Biaxial deformation and fatigue behavior including notch effects

This study is devoted to investigation of the biaxial deformation and fatigue behavior as well as damages development for both smooth and notched specimens made of a vanadium-based microalloyed (MA) AISI 1141 steel. MA steels have been introduced as an economical replacement for the traditional Quenched and Tempered (Q&T) steels, as they do not require the costly Q&T process. Uniaxial deformation and fatigue behavior had previously been extensively researched and documented. The two notch geometries include stepped shaft and circumferencially grooved round specimens.; The material's monotonic and cyclic deformations under torsion loading were investigated experimentally and analytically. Three commonly used plasticity deformation criteria were used to correlate torsional deformation with the uniaxial deformation behavior. Cyclic axial-torsion deformation tests were also performed and results were correlated with the uniaxial and torsion deformations. Notch root deformations under torsion and axial-torsion loading conditions were analyzed by two analytical models and by using nonlinear FEA. Hoffmann-Seeger and Glinka are the two analytical models used.; The smooth specimen fatigue behavior under torsion and axial-torsion loading conditions were correlated by stress-based, strain-based, and critical plane models.
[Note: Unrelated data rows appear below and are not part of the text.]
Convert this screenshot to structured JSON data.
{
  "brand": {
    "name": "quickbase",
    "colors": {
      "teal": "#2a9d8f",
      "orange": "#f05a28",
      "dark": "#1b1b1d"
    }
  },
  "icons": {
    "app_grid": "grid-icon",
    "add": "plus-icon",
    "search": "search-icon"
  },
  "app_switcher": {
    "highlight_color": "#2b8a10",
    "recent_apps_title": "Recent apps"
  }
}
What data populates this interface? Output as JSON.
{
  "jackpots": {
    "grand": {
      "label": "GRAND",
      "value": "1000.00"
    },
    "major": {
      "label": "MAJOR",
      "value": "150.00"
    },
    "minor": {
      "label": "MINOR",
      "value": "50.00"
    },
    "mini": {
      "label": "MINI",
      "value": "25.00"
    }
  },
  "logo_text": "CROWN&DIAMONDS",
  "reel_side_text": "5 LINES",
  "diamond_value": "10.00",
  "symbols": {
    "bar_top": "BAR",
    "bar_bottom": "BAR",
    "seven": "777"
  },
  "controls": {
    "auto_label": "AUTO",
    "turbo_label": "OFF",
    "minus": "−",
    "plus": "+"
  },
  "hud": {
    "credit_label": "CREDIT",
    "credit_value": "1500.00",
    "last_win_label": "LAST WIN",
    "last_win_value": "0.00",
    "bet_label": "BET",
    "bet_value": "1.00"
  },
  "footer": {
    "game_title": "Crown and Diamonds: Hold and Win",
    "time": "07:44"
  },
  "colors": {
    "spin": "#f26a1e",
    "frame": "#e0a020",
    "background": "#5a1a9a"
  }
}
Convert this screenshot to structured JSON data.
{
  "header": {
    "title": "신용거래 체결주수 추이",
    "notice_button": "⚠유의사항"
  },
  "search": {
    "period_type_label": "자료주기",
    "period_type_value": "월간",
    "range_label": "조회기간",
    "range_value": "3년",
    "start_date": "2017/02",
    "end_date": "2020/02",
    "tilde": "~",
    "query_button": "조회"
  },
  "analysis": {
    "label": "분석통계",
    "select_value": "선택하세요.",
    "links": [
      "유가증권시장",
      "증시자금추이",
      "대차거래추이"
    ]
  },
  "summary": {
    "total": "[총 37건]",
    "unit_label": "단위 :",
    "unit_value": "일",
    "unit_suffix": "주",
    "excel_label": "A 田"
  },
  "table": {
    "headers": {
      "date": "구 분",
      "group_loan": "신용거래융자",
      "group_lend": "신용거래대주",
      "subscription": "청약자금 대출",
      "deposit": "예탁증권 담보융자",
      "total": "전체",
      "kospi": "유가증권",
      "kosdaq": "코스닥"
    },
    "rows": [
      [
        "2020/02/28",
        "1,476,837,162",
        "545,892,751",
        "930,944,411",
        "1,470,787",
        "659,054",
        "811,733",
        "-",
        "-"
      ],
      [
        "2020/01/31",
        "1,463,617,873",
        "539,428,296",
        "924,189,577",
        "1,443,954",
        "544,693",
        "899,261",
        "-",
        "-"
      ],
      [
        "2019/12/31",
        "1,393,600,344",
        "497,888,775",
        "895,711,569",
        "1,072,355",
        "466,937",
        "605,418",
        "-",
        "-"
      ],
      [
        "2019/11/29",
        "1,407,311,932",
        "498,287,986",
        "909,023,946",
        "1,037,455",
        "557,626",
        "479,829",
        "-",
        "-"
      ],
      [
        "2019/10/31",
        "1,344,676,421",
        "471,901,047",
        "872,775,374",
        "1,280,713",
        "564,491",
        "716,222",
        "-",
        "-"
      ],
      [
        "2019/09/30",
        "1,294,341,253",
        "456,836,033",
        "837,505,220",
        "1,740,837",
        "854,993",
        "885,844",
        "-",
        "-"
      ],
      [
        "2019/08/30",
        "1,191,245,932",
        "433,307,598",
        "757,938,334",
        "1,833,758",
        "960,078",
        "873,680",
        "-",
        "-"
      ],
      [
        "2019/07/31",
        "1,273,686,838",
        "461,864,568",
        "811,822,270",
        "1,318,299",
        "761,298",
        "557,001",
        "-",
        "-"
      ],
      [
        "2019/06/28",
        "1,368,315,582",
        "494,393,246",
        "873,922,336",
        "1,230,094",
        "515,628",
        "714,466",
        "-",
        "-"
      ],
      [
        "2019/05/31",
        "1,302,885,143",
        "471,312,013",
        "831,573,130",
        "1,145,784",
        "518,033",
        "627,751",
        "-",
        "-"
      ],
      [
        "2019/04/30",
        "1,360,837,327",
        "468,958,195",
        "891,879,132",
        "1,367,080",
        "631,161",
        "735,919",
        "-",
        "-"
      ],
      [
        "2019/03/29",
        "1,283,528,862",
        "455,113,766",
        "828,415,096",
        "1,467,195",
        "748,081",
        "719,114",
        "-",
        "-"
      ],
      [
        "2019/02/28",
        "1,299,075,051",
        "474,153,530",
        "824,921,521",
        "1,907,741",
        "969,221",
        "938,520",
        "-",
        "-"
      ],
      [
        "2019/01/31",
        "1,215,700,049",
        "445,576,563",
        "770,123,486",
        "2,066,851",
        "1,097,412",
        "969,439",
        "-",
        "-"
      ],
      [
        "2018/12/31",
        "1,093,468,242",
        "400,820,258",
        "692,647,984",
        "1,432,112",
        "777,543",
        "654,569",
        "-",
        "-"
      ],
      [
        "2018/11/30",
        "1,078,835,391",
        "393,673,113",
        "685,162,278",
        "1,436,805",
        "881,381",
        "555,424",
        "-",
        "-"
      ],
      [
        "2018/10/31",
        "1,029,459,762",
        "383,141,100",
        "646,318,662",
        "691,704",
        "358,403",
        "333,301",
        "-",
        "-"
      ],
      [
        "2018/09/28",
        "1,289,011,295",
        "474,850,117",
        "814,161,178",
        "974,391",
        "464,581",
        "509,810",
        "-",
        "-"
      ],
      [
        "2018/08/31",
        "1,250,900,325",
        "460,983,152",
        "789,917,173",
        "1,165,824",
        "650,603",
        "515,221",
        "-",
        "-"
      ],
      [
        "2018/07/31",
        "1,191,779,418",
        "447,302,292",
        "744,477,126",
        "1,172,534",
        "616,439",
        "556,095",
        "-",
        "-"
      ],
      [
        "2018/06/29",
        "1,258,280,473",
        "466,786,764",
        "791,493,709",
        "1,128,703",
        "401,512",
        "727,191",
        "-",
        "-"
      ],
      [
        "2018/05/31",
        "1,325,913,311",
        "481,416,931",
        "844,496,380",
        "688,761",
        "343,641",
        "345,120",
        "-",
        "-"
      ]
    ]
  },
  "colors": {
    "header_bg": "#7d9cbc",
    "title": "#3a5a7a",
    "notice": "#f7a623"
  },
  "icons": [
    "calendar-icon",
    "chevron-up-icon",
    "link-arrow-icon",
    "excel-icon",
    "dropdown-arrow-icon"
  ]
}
Notch geometry effects on fatigue behavior under torsion and axial-torsion loading conditions were investigated and notched fatigue data were correlated using the aforementioned models for smooth specimen fatigue data. Finally, torsional and axial-torsional fatigue damage development and crack growth behaviors of both smooth and notched specimens were studied through replication techniques and linear elastic fracture mechanics-based models were used to analyze and correlate the acquired crack growth data from smooth specimens.